The marketing of several product categories always seems to attract media, public and government attention. At the moment it is sugar that in the spotlight but alcohol is never far from scrutiny. Last month the BBC reported that in Finland, beer can no longer be used as prize in pub quizzes or competitions and outdoor advertising (ie posters) and social media ads for alcoholic drinks have been banned altogether. Other EU countries have varying levels of controls on alcohol advertising and alcohol promotions.
In an effort to limit controversy and tame some of the more ridiculous claims being made for alcoholic drinks, in 1996 the main brand owners created the Portman Code for Responsible Drink Marketing and it has been successful in ensuring that brands can still advertise in UK – provided they follow the rules and behave socially responsibly. But self-regulation is not perfect – it is often the small, niche brands, who have not signed up to Portman, that can inflame the wrath of the legislators or provoke tighter regulation.
Creating sales promotions for alcohol brands requires special attention. Firstly you need to consider targeting – both in terms of the marcomms itself (it should not appear in media where 25% of the audience is under 18 years of age) and the promotional products offered (they should have no appeal to under 18’s, nor must free samples or prizes fall into the hands of minors). Promoters also need to ensure that promotions are responsible and that extends to the promotional gifts or prizes themselves. Offering consumers the chance to win a year’s supply of whisky could be deemed to be promoting irresponsible or immoderate consumption, the best option would be to award 12 separate people a bottle of whisky rather than 12 to one person.

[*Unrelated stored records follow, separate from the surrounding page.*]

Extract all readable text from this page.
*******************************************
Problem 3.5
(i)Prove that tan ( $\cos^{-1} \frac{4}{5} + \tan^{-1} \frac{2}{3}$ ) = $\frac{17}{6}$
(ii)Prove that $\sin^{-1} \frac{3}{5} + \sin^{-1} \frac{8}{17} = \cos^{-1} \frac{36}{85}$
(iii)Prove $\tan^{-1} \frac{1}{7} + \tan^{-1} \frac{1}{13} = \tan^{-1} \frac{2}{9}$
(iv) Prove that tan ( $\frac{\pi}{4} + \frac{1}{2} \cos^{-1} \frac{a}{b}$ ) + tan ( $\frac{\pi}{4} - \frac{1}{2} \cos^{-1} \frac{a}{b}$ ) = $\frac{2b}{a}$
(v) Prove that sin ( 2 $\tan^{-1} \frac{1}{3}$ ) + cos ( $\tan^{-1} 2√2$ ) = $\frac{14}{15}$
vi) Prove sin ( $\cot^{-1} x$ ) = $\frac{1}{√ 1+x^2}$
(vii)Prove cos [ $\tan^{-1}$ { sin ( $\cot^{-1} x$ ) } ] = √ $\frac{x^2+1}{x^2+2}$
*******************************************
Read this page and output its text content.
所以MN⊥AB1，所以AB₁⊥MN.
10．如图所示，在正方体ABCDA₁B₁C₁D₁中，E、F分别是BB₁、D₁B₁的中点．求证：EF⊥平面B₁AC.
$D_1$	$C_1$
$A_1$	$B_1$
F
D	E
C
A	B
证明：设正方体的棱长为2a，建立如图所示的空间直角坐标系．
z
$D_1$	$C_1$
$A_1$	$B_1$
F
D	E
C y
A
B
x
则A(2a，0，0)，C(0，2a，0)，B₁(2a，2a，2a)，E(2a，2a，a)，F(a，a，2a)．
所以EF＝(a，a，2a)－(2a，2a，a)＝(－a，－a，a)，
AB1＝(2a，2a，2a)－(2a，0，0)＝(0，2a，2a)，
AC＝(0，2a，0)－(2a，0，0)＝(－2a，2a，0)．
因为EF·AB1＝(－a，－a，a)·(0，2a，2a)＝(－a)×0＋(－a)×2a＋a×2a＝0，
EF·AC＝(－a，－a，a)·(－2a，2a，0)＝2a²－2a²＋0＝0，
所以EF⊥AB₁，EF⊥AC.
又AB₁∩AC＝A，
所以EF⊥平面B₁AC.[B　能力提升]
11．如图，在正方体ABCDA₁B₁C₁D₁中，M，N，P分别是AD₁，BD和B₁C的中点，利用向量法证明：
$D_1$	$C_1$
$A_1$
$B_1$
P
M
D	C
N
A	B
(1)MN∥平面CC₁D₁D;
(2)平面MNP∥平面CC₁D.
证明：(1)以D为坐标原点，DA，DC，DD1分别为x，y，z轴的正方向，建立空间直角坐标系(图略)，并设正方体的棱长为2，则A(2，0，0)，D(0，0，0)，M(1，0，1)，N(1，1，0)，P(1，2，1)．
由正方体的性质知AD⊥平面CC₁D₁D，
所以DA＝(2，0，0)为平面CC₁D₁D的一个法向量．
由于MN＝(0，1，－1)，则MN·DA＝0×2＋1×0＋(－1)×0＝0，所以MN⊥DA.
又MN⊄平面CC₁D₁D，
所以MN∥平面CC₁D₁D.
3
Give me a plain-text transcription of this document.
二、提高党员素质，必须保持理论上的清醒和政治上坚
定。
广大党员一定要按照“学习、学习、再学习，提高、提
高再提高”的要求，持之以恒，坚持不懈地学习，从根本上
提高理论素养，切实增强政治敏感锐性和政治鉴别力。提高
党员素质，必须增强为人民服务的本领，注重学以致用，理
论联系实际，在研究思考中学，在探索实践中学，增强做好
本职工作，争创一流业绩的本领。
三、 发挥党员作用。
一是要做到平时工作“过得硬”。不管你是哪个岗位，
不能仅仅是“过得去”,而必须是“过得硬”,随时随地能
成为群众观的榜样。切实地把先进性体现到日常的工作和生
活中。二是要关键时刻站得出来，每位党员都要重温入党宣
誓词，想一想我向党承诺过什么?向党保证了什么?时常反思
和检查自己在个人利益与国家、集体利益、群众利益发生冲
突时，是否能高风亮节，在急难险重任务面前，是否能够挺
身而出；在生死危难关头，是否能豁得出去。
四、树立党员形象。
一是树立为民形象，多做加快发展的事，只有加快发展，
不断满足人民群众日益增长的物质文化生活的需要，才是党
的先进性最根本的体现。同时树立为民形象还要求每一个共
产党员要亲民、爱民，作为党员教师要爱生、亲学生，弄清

Ads and promotions in social media can also pose problems. For example, anyone featuring in an advert or marketing for an alcohol brand should look and be over the age of 25. This can cause problems for marketers who allow users to upload their own photos or use photos of real consumers on Facebook and other social media sites (see here for an upheld ruling on one brand’s Facebook page).
In short, the marketing of alcohol needs to be handled sensitively and responsibly. Ill-judged and irresponsible marketing helps no one in the long run and the best way to ensure advertising freedom in the future is to respect the rules of today and seek appropriate compliance advise whenever necessary.